その最中に荷物が届いた。ナタリーとパトラからの引越し祝い。お茶道具だ。遊びに来た時に揃ってないのを見て贈ってくれたのだ。
侍女も一緒に来ていて、食器を洗い食器棚に収め、テーブルにコンロを置いてくれた。
これはあの空を飛びたい魔法士が作った物らしい。蓄魔池と言うのに魔力を貯めておいて動作させる。
誰でも時間をかければ魔力を貯められて、便利に使えると侍女が説明してくれた。
このコンロはその彼からの引越し祝いだとか!!!なんて素晴らしい。
せっかくだから、その侍女を誘ってお茶を飲むことにした。侍女に教えて貰いながらお茶を入れたが、我ながら美味しかった。

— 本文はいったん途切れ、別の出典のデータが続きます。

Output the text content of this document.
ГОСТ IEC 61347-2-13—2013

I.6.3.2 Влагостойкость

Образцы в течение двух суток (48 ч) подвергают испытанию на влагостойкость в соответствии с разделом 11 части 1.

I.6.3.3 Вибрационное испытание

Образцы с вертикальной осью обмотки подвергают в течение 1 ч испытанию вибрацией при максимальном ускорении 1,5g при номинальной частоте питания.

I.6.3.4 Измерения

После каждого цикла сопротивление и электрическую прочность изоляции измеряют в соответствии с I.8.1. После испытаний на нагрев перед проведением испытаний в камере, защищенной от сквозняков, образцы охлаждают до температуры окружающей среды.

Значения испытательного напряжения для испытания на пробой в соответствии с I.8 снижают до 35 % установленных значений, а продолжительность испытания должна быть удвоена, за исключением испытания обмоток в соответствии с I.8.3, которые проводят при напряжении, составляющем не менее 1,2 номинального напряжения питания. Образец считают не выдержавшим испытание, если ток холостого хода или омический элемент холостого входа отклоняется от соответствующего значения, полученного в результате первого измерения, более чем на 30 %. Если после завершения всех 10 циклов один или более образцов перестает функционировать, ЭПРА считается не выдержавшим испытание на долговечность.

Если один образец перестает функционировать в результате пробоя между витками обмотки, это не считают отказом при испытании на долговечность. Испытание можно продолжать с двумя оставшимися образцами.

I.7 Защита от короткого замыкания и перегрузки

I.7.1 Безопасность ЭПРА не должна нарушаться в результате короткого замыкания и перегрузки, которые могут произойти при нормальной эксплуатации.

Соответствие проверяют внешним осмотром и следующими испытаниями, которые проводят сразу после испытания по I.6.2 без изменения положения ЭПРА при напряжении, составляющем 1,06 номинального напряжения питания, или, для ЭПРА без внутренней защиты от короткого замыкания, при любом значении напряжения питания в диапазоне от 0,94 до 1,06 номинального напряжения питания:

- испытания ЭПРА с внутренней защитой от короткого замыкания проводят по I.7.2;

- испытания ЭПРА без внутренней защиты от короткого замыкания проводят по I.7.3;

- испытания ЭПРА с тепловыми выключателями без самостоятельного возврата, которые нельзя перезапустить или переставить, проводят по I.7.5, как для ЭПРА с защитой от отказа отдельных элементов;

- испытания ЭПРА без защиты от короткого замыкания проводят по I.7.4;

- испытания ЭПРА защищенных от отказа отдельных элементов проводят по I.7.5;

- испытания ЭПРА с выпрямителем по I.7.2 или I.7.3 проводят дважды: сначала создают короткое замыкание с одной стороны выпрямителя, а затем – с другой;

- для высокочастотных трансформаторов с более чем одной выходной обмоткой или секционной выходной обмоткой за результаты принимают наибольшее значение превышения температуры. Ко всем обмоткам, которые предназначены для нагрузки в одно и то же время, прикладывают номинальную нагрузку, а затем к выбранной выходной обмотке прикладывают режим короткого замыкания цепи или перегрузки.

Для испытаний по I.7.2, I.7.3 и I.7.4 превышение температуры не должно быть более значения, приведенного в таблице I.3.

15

おなかが空いたので食堂に言って夕食を食べた。いろんな人がいた。
一人で来ている人が多かった。わたしもその一人だ。孤独が清々しいと思っていたら
「お邪魔するよ」と言う声が上から聞こえた。ブルース様だ。
「はい、どうぞ」と答えた時には隣りに、ブルース様。向かいに男性が二人座った。
「僕はコリン・ウェーバー。歓迎するよ」
「わたしはフィリー・ルーカス。よろしくね」
「リリー・ミシガンです。よろしくお願いします」と二人に挨拶した。
「リリー。コリンは空を飛びたくて研究している。フィリーは植物を研究している」
「あっコンロをありがとうございます」
「どういたしまして」
「すぐにお湯が沸いて驚きました」
「そうなんだよ。普及させたいね」とコリンが言った。そうよねと思った。便利だもの。
「リリー、学院は免除に出来るがどうする?」とブルース様が言うと
「それはいいね。研究室においでよ」「農園に来ない」と二人が揃ったが
「いえ、学院はやめません。楽しいので」と答えた。
「うーーん。そういうものかな?」「そうなのか」と二人とも首をひねっていた。
「そうか、まぁ急ぐことはないな」とブルース様は笑った。
「それでは戻りますね」と席を立つと
「送るよ」「送ろう」「送るから」と声が揃った。
「王宮の敷地内だけど、この時間の一人歩きはよくないね」
ということで三人に送って貰った。
お茶に誘ったが、今日は疲れているだろうから、早く休むようにと三人は帰って行った。
一人の夜は想像したより孤独だった。そして孤独は楽しかった。
寝床にいるクーロのクピャ、クピャーと言う寝息を聞きながらわたしもいつのまにか眠っていた。
翌日、目が覚めたら知らない部屋で狼狽えた。そのことをおかしく思いながら、着替えた。
学院へは歩いて行く。ブルース様やハリソン様に相談してそう決めた。
歩くにはちょっと遠いが、馬車を出して貰うのは大げさだったから、歩くと決めたのだ。